Save the first real RTU request/response frames as fixtures in tests/iomodbus/ (e.g. extend test_pdu.py / test_simulator.py).


Device settings repository — station config-only assumption ⚑

The cross-module device settings repository (2026-06-06) change-logs configuration settings only; live/streaming values are excluded by an explicit per-field whitelist in each module's domain/repo_snapshot.py. Sensor/channel whitelists are field-level and safe. Station settings are recorded wholesale — every SettingLine (DA-12) / StationSetting (DA-07) with a value — on the assumption that station config arrives in the D/E (DA-12) / B/C (DA-07) config frames while live counters/clock arrive in the separate status frame (StationStatus / RealtimeStatus). This holds against the simulators' static seed lists and the current decoders. Verify on real hardware that no station D/E/B/C row carries a value that changes on its own between refreshes (e.g. a live clock or uptime/battery counter surfaced as a setting row).

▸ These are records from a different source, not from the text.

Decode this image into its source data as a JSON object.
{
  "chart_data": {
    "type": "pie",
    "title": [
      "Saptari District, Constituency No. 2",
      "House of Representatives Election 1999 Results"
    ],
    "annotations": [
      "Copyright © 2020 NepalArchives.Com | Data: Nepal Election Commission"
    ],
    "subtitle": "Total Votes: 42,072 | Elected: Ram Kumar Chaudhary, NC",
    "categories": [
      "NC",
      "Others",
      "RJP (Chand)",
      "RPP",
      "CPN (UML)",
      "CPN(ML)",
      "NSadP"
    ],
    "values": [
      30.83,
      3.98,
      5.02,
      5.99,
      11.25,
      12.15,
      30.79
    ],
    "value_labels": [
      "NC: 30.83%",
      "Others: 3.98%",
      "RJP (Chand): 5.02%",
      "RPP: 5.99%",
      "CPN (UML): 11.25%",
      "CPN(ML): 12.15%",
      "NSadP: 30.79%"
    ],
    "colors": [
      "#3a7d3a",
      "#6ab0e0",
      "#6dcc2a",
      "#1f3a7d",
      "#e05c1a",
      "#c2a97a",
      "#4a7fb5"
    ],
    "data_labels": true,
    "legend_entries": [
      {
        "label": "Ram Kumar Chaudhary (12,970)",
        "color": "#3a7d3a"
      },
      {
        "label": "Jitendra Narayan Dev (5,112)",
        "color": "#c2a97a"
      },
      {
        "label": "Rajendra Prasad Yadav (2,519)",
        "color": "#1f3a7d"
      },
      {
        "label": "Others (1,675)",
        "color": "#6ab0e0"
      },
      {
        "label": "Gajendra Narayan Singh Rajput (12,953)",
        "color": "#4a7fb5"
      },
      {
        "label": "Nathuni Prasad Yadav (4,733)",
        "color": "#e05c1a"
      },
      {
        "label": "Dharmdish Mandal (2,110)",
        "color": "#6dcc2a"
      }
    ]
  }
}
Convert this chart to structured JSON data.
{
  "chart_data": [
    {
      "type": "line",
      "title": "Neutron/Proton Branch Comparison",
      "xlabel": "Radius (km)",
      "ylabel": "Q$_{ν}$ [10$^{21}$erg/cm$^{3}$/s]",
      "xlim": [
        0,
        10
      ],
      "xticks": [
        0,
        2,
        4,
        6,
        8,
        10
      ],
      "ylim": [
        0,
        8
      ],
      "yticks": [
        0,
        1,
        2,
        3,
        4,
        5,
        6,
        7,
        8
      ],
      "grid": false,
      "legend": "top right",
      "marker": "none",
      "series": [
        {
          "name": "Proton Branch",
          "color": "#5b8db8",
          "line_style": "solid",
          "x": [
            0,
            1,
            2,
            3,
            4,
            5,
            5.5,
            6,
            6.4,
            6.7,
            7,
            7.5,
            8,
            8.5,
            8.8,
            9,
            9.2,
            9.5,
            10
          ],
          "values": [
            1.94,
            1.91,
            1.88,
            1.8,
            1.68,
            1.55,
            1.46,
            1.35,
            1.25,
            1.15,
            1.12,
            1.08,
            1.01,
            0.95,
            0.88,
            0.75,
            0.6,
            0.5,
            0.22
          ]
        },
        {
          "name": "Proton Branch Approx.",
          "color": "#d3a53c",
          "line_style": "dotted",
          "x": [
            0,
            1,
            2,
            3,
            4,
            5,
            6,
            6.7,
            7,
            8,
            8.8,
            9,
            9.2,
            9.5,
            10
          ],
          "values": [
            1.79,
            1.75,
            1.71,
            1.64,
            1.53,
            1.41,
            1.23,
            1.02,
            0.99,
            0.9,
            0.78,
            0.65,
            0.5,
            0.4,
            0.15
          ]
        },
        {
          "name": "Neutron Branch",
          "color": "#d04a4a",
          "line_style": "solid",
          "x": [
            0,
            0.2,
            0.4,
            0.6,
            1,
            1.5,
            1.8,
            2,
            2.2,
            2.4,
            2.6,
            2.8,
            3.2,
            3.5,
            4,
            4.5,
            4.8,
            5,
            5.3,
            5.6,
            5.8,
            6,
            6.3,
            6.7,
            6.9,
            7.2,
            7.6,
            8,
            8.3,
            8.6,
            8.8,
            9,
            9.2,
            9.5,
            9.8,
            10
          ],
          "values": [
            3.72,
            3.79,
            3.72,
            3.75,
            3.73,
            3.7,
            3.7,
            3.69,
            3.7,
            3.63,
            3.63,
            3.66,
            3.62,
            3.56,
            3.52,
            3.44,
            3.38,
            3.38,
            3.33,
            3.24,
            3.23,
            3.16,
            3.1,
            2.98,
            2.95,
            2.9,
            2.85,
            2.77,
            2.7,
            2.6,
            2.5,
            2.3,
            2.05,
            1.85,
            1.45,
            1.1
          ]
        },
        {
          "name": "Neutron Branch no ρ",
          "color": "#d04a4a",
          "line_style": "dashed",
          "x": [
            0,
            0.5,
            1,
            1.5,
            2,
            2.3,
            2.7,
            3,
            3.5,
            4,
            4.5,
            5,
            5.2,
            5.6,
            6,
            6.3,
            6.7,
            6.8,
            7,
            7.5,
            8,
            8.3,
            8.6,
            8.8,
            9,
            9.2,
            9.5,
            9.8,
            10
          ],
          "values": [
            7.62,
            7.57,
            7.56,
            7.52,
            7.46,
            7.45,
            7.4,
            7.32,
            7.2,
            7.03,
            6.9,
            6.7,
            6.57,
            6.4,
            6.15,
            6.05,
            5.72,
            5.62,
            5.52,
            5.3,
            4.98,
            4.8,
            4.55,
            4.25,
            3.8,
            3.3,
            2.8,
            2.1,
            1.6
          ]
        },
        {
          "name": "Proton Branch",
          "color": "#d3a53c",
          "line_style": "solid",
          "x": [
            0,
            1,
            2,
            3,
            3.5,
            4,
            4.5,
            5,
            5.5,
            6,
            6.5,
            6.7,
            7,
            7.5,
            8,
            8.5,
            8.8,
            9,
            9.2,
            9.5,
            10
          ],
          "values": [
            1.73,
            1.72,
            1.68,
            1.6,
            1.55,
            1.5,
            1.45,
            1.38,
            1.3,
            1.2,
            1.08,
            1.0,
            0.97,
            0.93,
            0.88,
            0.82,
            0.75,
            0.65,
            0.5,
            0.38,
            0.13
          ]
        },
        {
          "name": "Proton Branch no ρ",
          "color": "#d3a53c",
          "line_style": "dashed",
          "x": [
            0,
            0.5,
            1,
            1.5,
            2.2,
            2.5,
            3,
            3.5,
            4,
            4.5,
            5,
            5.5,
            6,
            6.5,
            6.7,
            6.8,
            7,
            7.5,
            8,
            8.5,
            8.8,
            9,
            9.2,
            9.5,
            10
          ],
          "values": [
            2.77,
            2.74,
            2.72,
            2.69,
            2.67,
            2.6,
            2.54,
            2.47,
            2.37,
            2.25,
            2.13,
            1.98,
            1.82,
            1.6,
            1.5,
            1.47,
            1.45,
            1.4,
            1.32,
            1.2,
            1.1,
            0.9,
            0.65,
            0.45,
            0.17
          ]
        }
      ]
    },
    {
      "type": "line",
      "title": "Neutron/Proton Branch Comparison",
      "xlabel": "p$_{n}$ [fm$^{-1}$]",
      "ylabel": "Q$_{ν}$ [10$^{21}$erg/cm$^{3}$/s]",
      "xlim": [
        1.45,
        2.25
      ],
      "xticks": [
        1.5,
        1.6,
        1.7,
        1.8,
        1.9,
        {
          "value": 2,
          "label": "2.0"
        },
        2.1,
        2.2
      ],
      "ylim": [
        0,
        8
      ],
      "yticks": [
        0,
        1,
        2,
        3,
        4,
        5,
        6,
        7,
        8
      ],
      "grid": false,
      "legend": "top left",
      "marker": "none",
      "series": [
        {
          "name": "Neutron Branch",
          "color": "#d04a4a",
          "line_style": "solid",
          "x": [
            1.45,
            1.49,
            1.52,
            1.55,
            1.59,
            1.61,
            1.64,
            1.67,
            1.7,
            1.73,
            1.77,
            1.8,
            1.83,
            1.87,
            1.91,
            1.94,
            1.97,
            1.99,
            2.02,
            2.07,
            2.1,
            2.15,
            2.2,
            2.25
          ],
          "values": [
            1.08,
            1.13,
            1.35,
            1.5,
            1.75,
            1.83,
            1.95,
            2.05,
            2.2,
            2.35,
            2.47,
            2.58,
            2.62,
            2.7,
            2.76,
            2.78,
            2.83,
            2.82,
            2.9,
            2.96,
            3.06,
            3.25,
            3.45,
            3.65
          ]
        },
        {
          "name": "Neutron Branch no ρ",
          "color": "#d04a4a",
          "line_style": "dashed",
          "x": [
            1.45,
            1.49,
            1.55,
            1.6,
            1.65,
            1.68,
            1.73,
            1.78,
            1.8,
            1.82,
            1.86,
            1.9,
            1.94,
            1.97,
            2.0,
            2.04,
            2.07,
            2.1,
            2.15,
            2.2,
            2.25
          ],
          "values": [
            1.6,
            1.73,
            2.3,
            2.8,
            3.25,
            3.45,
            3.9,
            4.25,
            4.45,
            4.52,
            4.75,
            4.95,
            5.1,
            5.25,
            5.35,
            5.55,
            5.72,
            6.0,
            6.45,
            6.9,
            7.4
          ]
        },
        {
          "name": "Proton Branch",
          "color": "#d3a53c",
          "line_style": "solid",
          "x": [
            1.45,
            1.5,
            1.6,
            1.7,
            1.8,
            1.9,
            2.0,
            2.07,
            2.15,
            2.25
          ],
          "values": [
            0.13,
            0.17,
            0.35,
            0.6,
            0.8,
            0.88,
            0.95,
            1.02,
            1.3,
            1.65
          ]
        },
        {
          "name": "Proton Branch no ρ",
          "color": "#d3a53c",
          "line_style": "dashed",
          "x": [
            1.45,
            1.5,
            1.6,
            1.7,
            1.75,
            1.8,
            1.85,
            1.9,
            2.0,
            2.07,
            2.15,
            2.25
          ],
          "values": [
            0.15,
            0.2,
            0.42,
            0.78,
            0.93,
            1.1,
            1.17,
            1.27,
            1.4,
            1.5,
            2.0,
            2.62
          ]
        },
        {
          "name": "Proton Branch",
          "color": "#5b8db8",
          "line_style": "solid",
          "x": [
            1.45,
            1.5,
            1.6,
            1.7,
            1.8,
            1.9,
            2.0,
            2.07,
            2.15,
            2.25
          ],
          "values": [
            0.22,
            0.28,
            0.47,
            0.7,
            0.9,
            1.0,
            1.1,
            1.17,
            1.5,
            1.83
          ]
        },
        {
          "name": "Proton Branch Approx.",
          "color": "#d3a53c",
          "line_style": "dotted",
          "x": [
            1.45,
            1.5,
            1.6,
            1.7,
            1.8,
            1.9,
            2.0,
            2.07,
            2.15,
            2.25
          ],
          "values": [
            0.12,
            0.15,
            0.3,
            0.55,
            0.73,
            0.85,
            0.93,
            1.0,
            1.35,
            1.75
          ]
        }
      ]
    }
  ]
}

If one does, exclude that row's setting_key in the module's snapshot() so it doesn't log a row every refresh.

When everything checks out

  • Add the captured frames as regression fixtures (tests/).
  • Remove the ⚑ FLAGGED comments from codecs.py / decoder.py.
  • Note any firmware quirks in docs/REBUILD-STATUS.md.
  • Re-run pytest -q and rebuild the installer.